The developer does well to have a neighborhood meeting prior to the formal hearing so as to head off any potential issues with the neighbors. These issues can be dealt with and integrated into the final design. If the issues are not met, and concerns are made in writing to the city, the project could be sent to the planning commission.

The public hearing is an opportunity to comment on the design in so far as the guidelines are concerned and other site issues such as:

  • grading,
  • drainage,
  • erosion control,
  • access to light & air and
  • screening for privacy.

Every jurisdiction has their particular rules. Some preserve neighborhood compatibility and some have no specific protection of views. If the city feels the design meets the design criteria and there are no outstanding issues with neighbors, the project is approved with a 10 day appeal period.

During this appeal period, anyone can submit their concerns in writing. If there is an appeal, the project goes to planning commission for further review. The project can undergo a great deal of revision if it goes this far in the process. It is obviously in the best interest of all to negotiate any concerns well ahead of time and avoid the unnecessary scrutiny of the planning commission.

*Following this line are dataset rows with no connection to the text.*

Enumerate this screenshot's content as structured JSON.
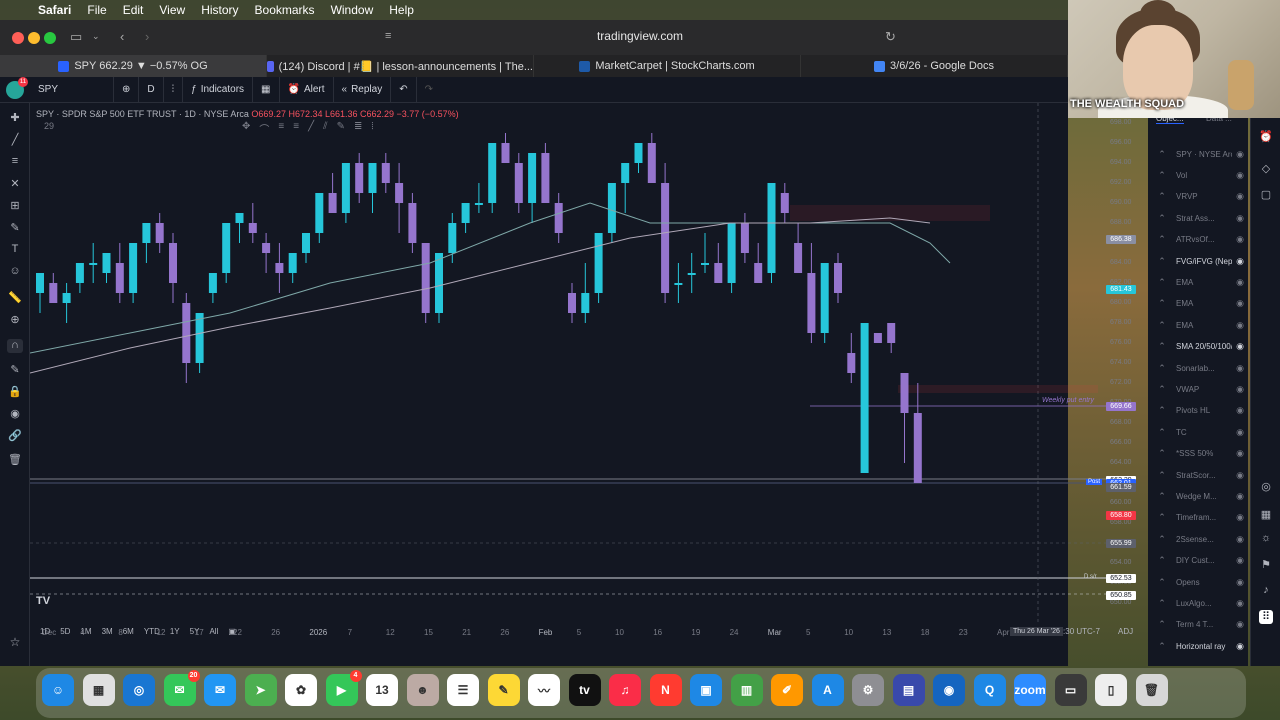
{
  "menubar": {
    "app": "Safari",
    "items": [
      "File",
      "Edit",
      "View",
      "History",
      "Bookmarks",
      "Window",
      "Help"
    ]
  },
  "browser": {
    "url": "tradingview.com",
    "tabs": [
      {
        "label": "SPY 662.29 ▼ −0.57% OG",
        "color": "#2962ff"
      },
      {
        "label": "(124) Discord | #📒 | lesson-announcements | The...",
        "color": "#5865f2"
      },
      {
        "label": "MarketCarpet | StockCharts.com",
        "color": "#1e5aa8"
      },
      {
        "label": "3/6/26 - Google Docs",
        "color": "#4285f4"
      }
    ]
  },
  "tv": {
    "avatar_badge": "11",
    "symbol": "SPY",
    "interval": "D",
    "indicators_label": "Indicators",
    "alert_label": "Alert",
    "replay_label": "Replay",
    "legend_title": "SPY · SPDR S&P 500 ETF TRUST · 1D · NYSE Arca",
    "legend_values": "O669.27 H672.34 L661.36 C662.29 −3.77 (−0.57%)",
    "legend_sub": "29",
    "annotation": "Weekly put entry",
    "time_ticks": [
      "Dec",
      "4",
      "8",
      "12",
      "17",
      "22",
      "26",
      "2026",
      "7",
      "12",
      "15",
      "21",
      "26",
      "Feb",
      "5",
      "10",
      "16",
      "19",
      "24",
      "Mar",
      "5",
      "10",
      "13",
      "18",
      "23",
      "Apr"
    ],
    "crosshair_date": "Thu 26 Mar '26",
    "ranges": [
      "1D",
      "5D",
      "1M",
      "3M",
      "6M",
      "YTD",
      "1Y",
      "5Y",
      "All"
    ],
    "clock": "13:26:30 UTC-7",
    "adj": "ADJ",
    "price_ticks": [
      "698.00",
      "696.00",
      "694.00",
      "692.00",
      "690.00",
      "688.00",
      "686.00",
      "684.00",
      "682.00",
      "680.00",
      "678.00",
      "676.00",
      "674.00",
      "672.00",
      "670.00",
      "668.00",
      "666.00",
      "664.00",
      "662.00",
      "660.00",
      "658.00",
      "656.00",
      "654.00",
      "652.00",
      "650.00"
    ],
    "price_labels": [
      {
        "text": "686.38",
        "color": "#8a8fa3"
      },
      {
        "text": "681.43",
        "color": "#26c6da"
      },
      {
        "text": "669.66",
        "color": "#9575cd"
      },
      {
        "text": "662.29",
        "color": "#ffffff"
      },
      {
        "text": "662.01",
        "color": "#2962ff"
      },
      {
        "text": "661.59",
        "color": "#5d606b"
      },
      {
        "text": "658.80",
        "color": "#f23645"
      },
      {
        "text": "655.99",
        "color": "#5d606b"
      },
      {
        "text": "652.53",
        "color": "#ffffff"
      },
      {
        "text": "650.85",
        "color": "#ffffff"
      }
    ],
    "post_label": "Post",
    "ds_label": "D s/r"
  },
  "object_tree": {
    "tab_objects": "Objec...",
    "tab_data": "Data ...",
    "rows": [
      {
        "name": "SPY · NYSE Arca, D",
        "on": false
      },
      {
        "name": "Vol",
        "on": false
      },
      {
        "name": "VRVP",
        "on": false
      },
      {
        "name": "Strat Ass...",
        "on": false
      },
      {
        "name": "ATRvsOf...",
        "on": false
      },
      {
        "name": "FVG/iFVG (Nephe...",
        "on": true
      },
      {
        "name": "EMA",
        "on": false
      },
      {
        "name": "EMA",
        "on": false
      },
      {
        "name": "EMA",
        "on": false
      },
      {
        "name": "SMA 20/50/100/2...",
        "on": true
      },
      {
        "name": "Sonarlab...",
        "on": false
      },
      {
        "name": "VWAP",
        "on": false
      },
      {
        "name": "Pivots HL",
        "on": false
      },
      {
        "name": "TC",
        "on": false
      },
      {
        "name": "*SSS 50%",
        "on": false
      },
      {
        "name": "StratScor...",
        "on": false
      },
      {
        "name": "Wedge M...",
        "on": false
      },
      {
        "name": "Timefram...",
        "on": false
      },
      {
        "name": "2Ssense...",
        "on": false
      },
      {
        "name": "DIY Cust...",
        "on": false
      },
      {
        "name": "Opens",
        "on": false
      },
      {
        "name": "LuxAlgo...",
        "on": false
      },
      {
        "name": "Term 4 T...",
        "on": false
      },
      {
        "name": "Horizontal ray",
        "on": true
      }
    ]
  },
  "webcam": {
    "caption": "THE WEALTH SQUAD"
  },
  "dock": {
    "apps": [
      {
        "name": "finder",
        "color": "#1e88e5",
        "glyph": "☺",
        "badge": ""
      },
      {
        "name": "launchpad",
        "color": "#e0e0e0",
        "glyph": "▦",
        "badge": ""
      },
      {
        "name": "safari",
        "color": "#1976d2",
        "glyph": "◎",
        "badge": ""
      },
      {
        "name": "messages",
        "color": "#34c759",
        "glyph": "✉",
        "badge": "20"
      },
      {
        "name": "mail",
        "color": "#2196f3",
        "glyph": "✉",
        "badge": ""
      },
      {
        "name": "maps",
        "color": "#4caf50",
        "glyph": "➤",
        "badge": ""
      },
      {
        "name": "photos",
        "color": "#ffffff",
        "glyph": "✿",
        "badge": ""
      },
      {
        "name": "facetime",
        "color": "#34c759",
        "glyph": "▶",
        "badge": "4"
      },
      {
        "name": "calendar",
        "color": "#ffffff",
        "glyph": "13",
        "badge": ""
      },
      {
        "name": "contacts",
        "color": "#bcaaa4",
        "glyph": "☻",
        "badge": ""
      },
      {
        "name": "reminders",
        "color": "#ffffff",
        "glyph": "☰",
        "badge": ""
      },
      {
        "name": "notes",
        "color": "#fdd835",
        "glyph": "✎",
        "badge": ""
      },
      {
        "name": "freeform",
        "color": "#ffffff",
        "glyph": "〰",
        "badge": ""
      },
      {
        "name": "tv",
        "color": "#111111",
        "glyph": "tv",
        "badge": ""
      },
      {
        "name": "music",
        "color": "#fa2d48",
        "glyph": "♫",
        "badge": ""
      },
      {
        "name": "news",
        "color": "#ff3b30",
        "glyph": "N",
        "badge": ""
      },
      {
        "name": "keynote",
        "color": "#1e88e5",
        "glyph": "▣",
        "badge": ""
      },
      {
        "name": "numbers",
        "color": "#43a047",
        "glyph": "▥",
        "badge": ""
      },
      {
        "name": "pages",
        "color": "#ff9800",
        "glyph": "✐",
        "badge": ""
      },
      {
        "name": "app-store",
        "color": "#1e88e5",
        "glyph": "A",
        "badge": ""
      },
      {
        "name": "settings",
        "color": "#8e8e93",
        "glyph": "⚙",
        "badge": ""
      },
      {
        "name": "preview",
        "color": "#3949ab",
        "glyph": "▤",
        "badge": ""
      },
      {
        "name": "finder-2",
        "color": "#1565c0",
        "glyph": "◉",
        "badge": ""
      },
      {
        "name": "quicktime",
        "color": "#1e88e5",
        "glyph": "Q",
        "badge": ""
      },
      {
        "name": "zoom",
        "color": "#2d8cff",
        "glyph": "zoom",
        "badge": ""
      },
      {
        "name": "folder",
        "color": "#3a3a3a",
        "glyph": "▭",
        "badge": ""
      },
      {
        "name": "document",
        "color": "#eeeeee",
        "glyph": "▯",
        "badge": ""
      },
      {
        "name": "trash",
        "color": "#d7d7d7",
        "glyph": "🗑",
        "badge": ""
      }
    ]
  }
}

Once the project advances to the planning commission, specific findings must be made to approve the project. These findings include whether there is a hardship due to shape, topography or site conditions; the approval would allow the same rights as others in the same zoning district; the natural environment (landscape and topography) would not be adversely affected; and that an approval would not promote favoritism, etc.

Though there is a design review process in most cities, the process can be long and arduous if issues are not discussed and negotiate early on in neighborhood meetings. It is best for neighbors and developers to work together for a mutually acceptable result and only appeal to the planning commission as a last resort to avoid unnecessary time, stress and expense.